In the last 10 years, nothing has been accelerating the world economy more than Application Programming Interface (API). It is a door to a huge information repository hidden from web search engines. Unlike webpages intended for human beings, the API-based information request and retrieval are directly executed by a computer using the JSON or REST protocols.

Crenger.com uses API extensively for project price adjustment clauses auto-generation. Below are some examples of APIs for information retrieval.

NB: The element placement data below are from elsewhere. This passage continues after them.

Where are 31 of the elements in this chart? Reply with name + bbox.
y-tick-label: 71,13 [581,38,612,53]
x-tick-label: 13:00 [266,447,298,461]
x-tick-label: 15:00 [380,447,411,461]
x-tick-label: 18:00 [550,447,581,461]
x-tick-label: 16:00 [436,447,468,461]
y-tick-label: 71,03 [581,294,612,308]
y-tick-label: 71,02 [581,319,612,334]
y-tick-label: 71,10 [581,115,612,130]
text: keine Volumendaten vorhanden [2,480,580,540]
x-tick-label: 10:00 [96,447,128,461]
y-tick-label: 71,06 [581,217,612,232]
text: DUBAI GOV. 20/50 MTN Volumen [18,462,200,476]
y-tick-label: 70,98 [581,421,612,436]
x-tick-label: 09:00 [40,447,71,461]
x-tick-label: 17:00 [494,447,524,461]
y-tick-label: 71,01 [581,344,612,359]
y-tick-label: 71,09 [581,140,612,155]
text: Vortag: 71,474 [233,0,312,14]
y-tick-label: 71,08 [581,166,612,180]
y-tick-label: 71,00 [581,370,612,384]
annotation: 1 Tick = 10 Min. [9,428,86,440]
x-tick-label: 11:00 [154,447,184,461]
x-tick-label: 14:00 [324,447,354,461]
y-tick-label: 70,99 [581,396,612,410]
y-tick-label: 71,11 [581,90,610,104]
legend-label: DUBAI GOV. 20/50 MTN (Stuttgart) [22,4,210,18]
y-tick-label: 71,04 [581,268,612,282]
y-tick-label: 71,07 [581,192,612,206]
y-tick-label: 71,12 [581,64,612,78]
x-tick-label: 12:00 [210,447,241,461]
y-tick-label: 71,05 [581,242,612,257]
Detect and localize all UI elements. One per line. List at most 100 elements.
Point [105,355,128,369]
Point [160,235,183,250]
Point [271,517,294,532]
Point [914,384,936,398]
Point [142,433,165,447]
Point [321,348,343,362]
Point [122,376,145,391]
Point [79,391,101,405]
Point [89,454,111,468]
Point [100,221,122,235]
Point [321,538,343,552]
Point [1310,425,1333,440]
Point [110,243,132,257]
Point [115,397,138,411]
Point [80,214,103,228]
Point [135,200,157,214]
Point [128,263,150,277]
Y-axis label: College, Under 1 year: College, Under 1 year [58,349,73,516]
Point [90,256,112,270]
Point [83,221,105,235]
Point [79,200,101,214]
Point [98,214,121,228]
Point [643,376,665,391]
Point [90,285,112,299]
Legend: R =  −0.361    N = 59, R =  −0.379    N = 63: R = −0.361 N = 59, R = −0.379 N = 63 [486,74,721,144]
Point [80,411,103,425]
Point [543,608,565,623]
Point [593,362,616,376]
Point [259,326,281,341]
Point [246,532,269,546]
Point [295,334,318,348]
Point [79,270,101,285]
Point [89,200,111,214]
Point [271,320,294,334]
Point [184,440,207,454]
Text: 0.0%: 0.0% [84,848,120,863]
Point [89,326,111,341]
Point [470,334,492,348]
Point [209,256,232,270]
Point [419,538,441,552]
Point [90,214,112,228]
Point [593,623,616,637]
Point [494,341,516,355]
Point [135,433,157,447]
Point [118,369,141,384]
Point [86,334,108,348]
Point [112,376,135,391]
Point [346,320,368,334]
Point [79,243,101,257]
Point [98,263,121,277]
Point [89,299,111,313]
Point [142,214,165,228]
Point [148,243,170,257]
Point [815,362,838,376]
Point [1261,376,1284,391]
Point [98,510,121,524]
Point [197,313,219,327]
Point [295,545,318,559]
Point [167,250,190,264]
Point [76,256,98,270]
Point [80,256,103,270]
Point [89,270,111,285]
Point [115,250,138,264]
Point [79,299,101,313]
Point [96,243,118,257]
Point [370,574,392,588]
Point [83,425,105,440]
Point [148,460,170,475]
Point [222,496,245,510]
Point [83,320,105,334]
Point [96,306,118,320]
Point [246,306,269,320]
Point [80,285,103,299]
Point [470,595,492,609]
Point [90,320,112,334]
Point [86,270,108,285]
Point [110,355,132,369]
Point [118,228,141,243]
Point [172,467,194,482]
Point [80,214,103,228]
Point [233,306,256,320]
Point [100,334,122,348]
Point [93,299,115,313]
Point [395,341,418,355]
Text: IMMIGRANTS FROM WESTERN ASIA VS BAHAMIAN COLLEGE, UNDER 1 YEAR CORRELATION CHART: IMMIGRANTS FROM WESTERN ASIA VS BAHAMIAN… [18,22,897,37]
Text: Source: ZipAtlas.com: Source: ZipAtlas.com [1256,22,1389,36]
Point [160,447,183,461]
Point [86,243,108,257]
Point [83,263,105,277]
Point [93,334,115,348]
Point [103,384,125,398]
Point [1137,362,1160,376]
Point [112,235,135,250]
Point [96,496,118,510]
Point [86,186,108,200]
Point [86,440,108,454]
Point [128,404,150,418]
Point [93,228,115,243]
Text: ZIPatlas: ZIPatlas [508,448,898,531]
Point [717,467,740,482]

Twitter API provides broad access to public Twitter data that users – private persons, organizations, and companies - have chosen to share with the world. To search through data, the API offers a high-quality query language simple to learn and use. This is probably the main reason why Twitter API has so high popularity.

US Bureau of Labor Statistics API gives the public access to economic data from all BLS programs. Data like Producer Price Indexes and Wages are extensively used in megaproject price indexation.

Eurostat API provides high-quality statistics and data on Europe: industry, trade, and services, environment and energy, economy, and finance. API allows customizing requests for data like filtering on dimensions to retrieve specific data subsets.

Metals-API is a simple and lightweight API for current and historical precious metals rates and over 170 world currencies. The API comes with multiple endpoints, each serving a different use case. Endpoint functionalities include getting the latest exchange rate data for all or a specific set of currencies, converting amounts from one currency to another, retrieving time-series data for one or multiple currencies, and querying the API for daily fluctuation data.

Nasdaq API brings together millions of financial and economic indicators from over 250 sources on one easy-to-use platform. They include metal, energy, oil, gas prices, stock prices, futures, options, financial data, economics, etc.

CommoPrices API provides reliable, up-to-date, and independent data, covering the widest range of commodities and raw materials in the world.